Participants : Olivier Delande, Dale Miller, Alexis Saurin.

A couple of years ago, Miller and Saurin proposed a neutral approach to proof and refutation. The goal was to describe an entirely neutral setting where a step in a “proof search” could be seen as a step in either building a proof of a formula or a proof of its negation. The early work was limited to essentially a simple generalization to additive logic. Delande was able to generalize that work to capture multiplicative connectives as well. His thesis [11] contains two game semantics for multiplicative additive linear logic (MALL): the first is sequential and the second is concurrent. The concurrent game was used to capture full completeness results between MALL (focused) sequent calculus proofs and winning strategies.

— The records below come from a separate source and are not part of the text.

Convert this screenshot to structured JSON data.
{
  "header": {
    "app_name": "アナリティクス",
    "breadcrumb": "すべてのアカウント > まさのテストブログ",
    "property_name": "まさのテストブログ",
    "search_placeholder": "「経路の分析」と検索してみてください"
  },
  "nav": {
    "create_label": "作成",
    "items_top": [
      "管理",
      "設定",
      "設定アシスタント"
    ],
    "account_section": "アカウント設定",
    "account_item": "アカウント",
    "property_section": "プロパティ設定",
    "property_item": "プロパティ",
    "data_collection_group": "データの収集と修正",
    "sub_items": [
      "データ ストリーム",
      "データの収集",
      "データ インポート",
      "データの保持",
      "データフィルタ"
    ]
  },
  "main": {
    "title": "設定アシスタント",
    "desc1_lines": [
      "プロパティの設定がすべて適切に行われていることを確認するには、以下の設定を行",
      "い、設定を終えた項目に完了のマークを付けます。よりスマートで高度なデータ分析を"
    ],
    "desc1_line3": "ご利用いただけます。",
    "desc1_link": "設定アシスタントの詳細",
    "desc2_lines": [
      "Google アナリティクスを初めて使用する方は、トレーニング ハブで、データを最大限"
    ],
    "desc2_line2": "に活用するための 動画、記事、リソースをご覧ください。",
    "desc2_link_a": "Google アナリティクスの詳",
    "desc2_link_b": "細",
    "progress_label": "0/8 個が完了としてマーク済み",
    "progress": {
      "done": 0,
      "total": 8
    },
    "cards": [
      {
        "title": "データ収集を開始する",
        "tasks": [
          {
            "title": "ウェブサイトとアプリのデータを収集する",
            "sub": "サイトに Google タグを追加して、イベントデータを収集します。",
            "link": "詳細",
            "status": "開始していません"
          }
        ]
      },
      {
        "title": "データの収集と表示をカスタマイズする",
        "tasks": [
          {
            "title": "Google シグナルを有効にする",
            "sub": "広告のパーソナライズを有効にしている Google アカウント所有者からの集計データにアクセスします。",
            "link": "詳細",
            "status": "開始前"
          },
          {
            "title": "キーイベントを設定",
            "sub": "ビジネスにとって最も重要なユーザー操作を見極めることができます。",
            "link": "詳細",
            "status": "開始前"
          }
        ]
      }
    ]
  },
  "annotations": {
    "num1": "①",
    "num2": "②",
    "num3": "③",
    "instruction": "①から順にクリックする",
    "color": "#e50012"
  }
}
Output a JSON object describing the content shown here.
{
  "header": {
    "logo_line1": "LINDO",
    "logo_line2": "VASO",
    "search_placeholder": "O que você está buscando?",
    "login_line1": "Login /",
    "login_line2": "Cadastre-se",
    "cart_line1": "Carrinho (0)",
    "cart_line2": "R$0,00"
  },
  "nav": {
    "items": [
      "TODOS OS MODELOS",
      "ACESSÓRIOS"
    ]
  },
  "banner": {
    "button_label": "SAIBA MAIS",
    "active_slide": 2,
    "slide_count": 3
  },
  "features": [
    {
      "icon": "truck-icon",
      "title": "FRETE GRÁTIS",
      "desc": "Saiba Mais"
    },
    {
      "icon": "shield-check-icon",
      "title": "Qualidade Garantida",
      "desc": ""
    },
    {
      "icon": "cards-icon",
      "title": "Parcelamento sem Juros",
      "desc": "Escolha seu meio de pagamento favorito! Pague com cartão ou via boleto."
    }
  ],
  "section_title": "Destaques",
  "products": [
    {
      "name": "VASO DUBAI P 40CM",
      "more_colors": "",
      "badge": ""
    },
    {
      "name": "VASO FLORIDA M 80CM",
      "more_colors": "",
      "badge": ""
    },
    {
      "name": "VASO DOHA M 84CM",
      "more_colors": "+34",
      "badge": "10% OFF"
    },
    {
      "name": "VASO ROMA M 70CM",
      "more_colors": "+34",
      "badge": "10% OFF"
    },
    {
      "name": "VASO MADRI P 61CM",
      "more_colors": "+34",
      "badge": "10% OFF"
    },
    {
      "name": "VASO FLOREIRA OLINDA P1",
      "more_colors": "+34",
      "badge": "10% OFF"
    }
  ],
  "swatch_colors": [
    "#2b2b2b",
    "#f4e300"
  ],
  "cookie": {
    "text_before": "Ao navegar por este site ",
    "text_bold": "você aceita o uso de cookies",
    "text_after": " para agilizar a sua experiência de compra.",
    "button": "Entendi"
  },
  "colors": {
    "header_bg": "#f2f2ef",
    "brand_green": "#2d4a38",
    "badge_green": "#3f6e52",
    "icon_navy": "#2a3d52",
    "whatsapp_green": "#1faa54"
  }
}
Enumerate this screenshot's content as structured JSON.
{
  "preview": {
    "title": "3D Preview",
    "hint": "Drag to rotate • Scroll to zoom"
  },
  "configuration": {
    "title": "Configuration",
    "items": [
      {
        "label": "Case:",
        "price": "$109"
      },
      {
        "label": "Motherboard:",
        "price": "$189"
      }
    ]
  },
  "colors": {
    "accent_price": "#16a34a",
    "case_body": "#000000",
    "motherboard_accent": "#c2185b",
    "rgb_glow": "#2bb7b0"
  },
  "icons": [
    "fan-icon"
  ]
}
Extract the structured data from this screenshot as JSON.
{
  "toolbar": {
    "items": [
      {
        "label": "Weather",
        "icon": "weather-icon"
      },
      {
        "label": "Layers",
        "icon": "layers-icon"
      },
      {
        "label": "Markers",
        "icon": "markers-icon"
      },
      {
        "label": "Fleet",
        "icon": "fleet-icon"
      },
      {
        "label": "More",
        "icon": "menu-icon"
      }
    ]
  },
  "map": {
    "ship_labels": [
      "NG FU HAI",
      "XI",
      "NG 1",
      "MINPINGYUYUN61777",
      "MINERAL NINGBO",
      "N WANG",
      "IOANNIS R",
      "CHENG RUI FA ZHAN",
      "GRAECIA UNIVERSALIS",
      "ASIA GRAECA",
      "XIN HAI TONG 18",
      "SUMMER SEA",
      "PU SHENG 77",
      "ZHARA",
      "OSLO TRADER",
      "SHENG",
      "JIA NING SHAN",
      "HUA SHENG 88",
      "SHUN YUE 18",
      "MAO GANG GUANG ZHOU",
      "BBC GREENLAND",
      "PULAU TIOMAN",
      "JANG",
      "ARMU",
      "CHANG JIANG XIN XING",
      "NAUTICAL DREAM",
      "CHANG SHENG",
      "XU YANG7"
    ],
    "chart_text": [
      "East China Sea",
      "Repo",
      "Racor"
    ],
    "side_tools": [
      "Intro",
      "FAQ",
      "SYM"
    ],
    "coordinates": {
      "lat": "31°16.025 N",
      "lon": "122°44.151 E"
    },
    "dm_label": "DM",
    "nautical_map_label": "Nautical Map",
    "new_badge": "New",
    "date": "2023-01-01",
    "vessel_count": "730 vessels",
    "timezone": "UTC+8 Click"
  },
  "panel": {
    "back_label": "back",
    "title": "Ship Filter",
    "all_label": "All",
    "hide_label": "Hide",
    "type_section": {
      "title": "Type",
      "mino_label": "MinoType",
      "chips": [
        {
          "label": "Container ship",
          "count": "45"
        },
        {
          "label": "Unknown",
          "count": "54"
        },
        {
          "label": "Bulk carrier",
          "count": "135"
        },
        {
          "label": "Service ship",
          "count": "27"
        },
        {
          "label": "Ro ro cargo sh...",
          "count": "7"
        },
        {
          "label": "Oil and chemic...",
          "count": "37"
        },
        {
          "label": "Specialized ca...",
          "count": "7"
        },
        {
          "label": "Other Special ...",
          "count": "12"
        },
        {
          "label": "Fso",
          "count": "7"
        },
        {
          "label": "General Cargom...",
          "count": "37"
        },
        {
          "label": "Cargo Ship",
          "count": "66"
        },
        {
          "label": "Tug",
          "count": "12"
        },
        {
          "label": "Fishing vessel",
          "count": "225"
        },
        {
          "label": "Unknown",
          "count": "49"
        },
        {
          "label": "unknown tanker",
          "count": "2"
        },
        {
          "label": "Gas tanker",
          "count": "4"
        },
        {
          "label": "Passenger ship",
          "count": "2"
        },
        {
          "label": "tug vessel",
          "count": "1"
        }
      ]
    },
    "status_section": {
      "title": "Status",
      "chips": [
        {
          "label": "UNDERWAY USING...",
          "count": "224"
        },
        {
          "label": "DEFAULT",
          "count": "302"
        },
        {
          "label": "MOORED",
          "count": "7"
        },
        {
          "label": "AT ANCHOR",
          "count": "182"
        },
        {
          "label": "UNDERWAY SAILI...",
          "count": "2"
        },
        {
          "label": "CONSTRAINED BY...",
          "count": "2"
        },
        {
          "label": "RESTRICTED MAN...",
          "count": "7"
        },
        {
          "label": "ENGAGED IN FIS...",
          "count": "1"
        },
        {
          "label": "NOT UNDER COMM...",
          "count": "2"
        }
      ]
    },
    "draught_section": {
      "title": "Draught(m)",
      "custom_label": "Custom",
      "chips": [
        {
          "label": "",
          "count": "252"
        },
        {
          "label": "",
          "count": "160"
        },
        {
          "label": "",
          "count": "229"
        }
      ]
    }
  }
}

The paper [34] provides a detailed description of the
sequent approach to both additive and multiplicative linear logic. In
that paper, the search for a proof of B or a refutation of B (*i.e.* , a proof of ¬B ) can be carried out simultaneously: in contrast,
the usual approach in automated deduction views proving B or proving
¬B as two, possibly unrelated, activities. Their approach to
proof and refutation is described as a two-player game in which each
player follows the same rules. A winning strategy translates to a
proof of the formula and a counter-winning strategy translates to a
refutation of the formula. The game is described for multiplicative
and additive linear logic (MALL). A game theoretic treatment of the
multiplicative connectives is intricate and involves two important
ingredients. First, labeled graph structures are used to represent
positions in a game and, second, the game playing must deal with the
failure of a given player and with an appropriate resumption of play.
This latter ingredient accounts for the fact that neither player might
win (that is, neither B nor ¬B might be provable).